The shutters crashed open. Thick sunlight flooded the room. Dana leaped to her feet, dagger at the ready, crouching. Tembujin glanced up.
Andrion clambered over the windowsill and landed, remarkably, on his feet. His hair was a burnished red in the light, his face dirty and pale beneath the dirt, but composed. He took in the situation at a glance. “Very good, Dana,” he said.
Tembujin rolled his eyes upward, amazed Andrion would risk himself for a woman.
Dana shuddered in relief and allowed herself a laugh. “I did not hurt him overmuch. Just where it was appropriate. If his warriors were to find him trussed like a sacrificial animal, now that would hurt him. The predator felled by its prey.”
Andrion paused, considering that delightful prospect. He bent down, lifted Tembujin’s tail of black hair, let it slide across the blade of his dagger. “Shall I take a trophy?”
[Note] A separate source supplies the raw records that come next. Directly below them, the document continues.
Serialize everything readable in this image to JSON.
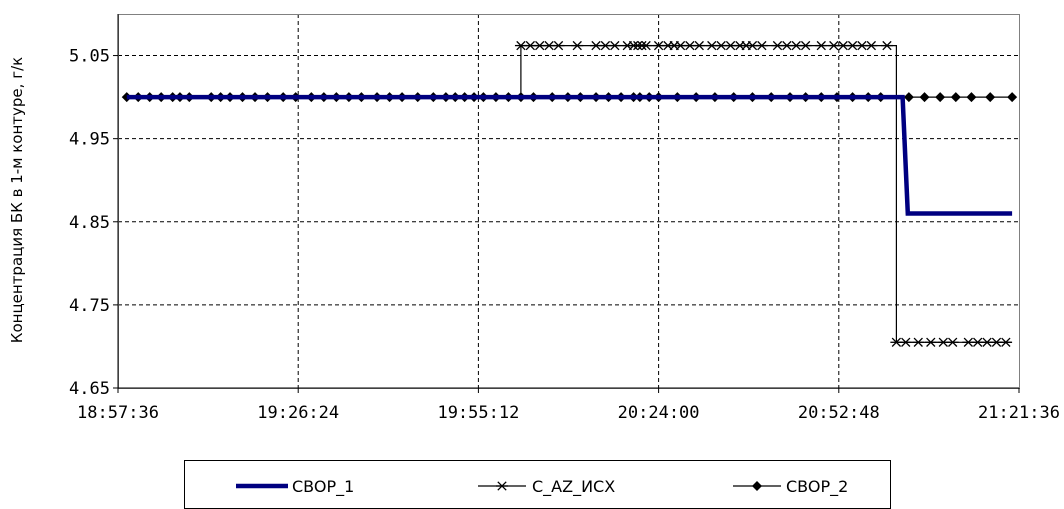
{
  "chart_data": {
    "type": "line",
    "title": "",
    "xlabel": "",
    "ylabel": "Концентрация БК в 1-м контуре, г/к",
    "x_axis": {
      "min": "18:57:36",
      "max": "21:21:36",
      "ticks": [
        "18:57:36",
        "19:26:24",
        "19:55:12",
        "20:24:00",
        "20:52:48",
        "21:21:36"
      ]
    },
    "y_axis": {
      "min": 4.65,
      "max": 5.1,
      "ticks": [
        "4.65",
        "4.75",
        "4.85",
        "4.95",
        "5.05"
      ]
    },
    "grid": true,
    "legend_position": "bottom",
    "series": [
      {
        "name": "CBOP_1",
        "color": "#000080",
        "marker": "none",
        "style": "thick",
        "points": [
          [
            "18:59:00",
            5.0
          ],
          [
            "21:03:00",
            5.0
          ],
          [
            "21:03:50",
            4.86
          ],
          [
            "21:20:30",
            4.86
          ]
        ]
      },
      {
        "name": "C_AZ_ИCX",
        "color": "#000000",
        "marker": "asterisk",
        "style": "thin-step",
        "points": [
          [
            "18:59:00",
            5.0
          ],
          [
            "20:02:00",
            5.0
          ],
          [
            "20:02:00",
            5.062
          ],
          [
            "21:02:00",
            5.062
          ],
          [
            "21:02:00",
            4.705
          ],
          [
            "21:20:30",
            4.705
          ]
        ],
        "markers_x": [
          "20:02:00",
          "20:03:30",
          "20:05:00",
          "20:06:30",
          "20:08:00",
          "20:11:00",
          "20:14:00",
          "20:15:30",
          "20:17:00",
          "20:19:00",
          "20:20:00",
          "20:20:40",
          "20:21:20",
          "20:22:00",
          "20:24:00",
          "20:25:30",
          "20:26:30",
          "20:27:30",
          "20:29:00",
          "20:30:30",
          "20:32:30",
          "20:34:00",
          "20:35:30",
          "20:37:00",
          "20:38:00",
          "20:39:00",
          "20:40:30",
          "20:43:00",
          "20:44:30",
          "20:46:00",
          "20:47:30",
          "20:50:00",
          "20:52:00",
          "20:53:30",
          "20:55:00",
          "20:56:30",
          "20:58:00",
          "21:00:30"
        ],
        "markers_x_low": [
          "21:02:00",
          "21:03:30",
          "21:05:30",
          "21:07:30",
          "21:09:30",
          "21:11:00",
          "21:13:30",
          "21:15:00",
          "21:16:30",
          "21:18:00",
          "21:19:30"
        ]
      },
      {
        "name": "CBOP_2",
        "color": "#000000",
        "marker": "diamond",
        "style": "thin",
        "points": [
          [
            "18:59:00",
            5.0
          ],
          [
            "21:20:30",
            5.0
          ]
        ],
        "markers_x": [
          "18:59:00",
          "19:00:50",
          "19:02:40",
          "19:04:30",
          "19:06:20",
          "19:07:30",
          "19:09:00",
          "19:12:30",
          "19:14:00",
          "19:15:30",
          "19:17:30",
          "19:19:30",
          "19:21:30",
          "19:24:00",
          "19:26:00",
          "19:28:30",
          "19:30:30",
          "19:32:30",
          "19:34:30",
          "19:36:30",
          "19:39:00",
          "19:41:00",
          "19:43:00",
          "19:45:30",
          "19:48:00",
          "19:50:00",
          "19:51:30",
          "19:53:00",
          "19:54:30",
          "19:56:00",
          "19:58:00",
          "20:00:00",
          "20:02:00",
          "20:04:00",
          "20:07:00",
          "20:09:30",
          "20:11:30",
          "20:14:00",
          "20:16:00",
          "20:18:00",
          "20:20:00",
          "20:21:00",
          "20:22:30",
          "20:24:00",
          "20:27:00",
          "20:30:00",
          "20:33:00",
          "20:36:00",
          "20:39:00",
          "20:42:00",
          "20:45:00",
          "20:47:30",
          "20:50:00",
          "20:52:30",
          "20:55:00",
          "20:57:30",
          "20:59:30",
          "21:04:00",
          "21:06:30",
          "21:09:00",
          "21:11:30",
          "21:14:00",
          "21:17:00",
          "21:20:30"
        ]
      }
    ]
  }
}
Tembujin mumbled some Khazyari oath and turned his face away, disdain written in every line of his body.
Andrion let the hair fall. He sighed extravagantly. “But no. We do not want this . . . odlok to be demeaned before his troops. He must keep their charge, so as to lead them—” he leaned over, enunciating into Tembujin’s ear “—away from this town and back to their own sty.”
Tembujin’s shoulders twitched.
Dana realized what Andrion meant. She sheathed her dagger and bent again over the makeshift ropes, tightening this one, looping that one.
“You will be able to free yourself before long,” Andrion said. “Anticipate going back downstairs and listening to the lewd jokes of your comrades, who, like you, are sick enough to believe that rape is pleasurable. Anticipate remembering that you gave your word to preserve this town. Or is your word worth anything, barbarian?”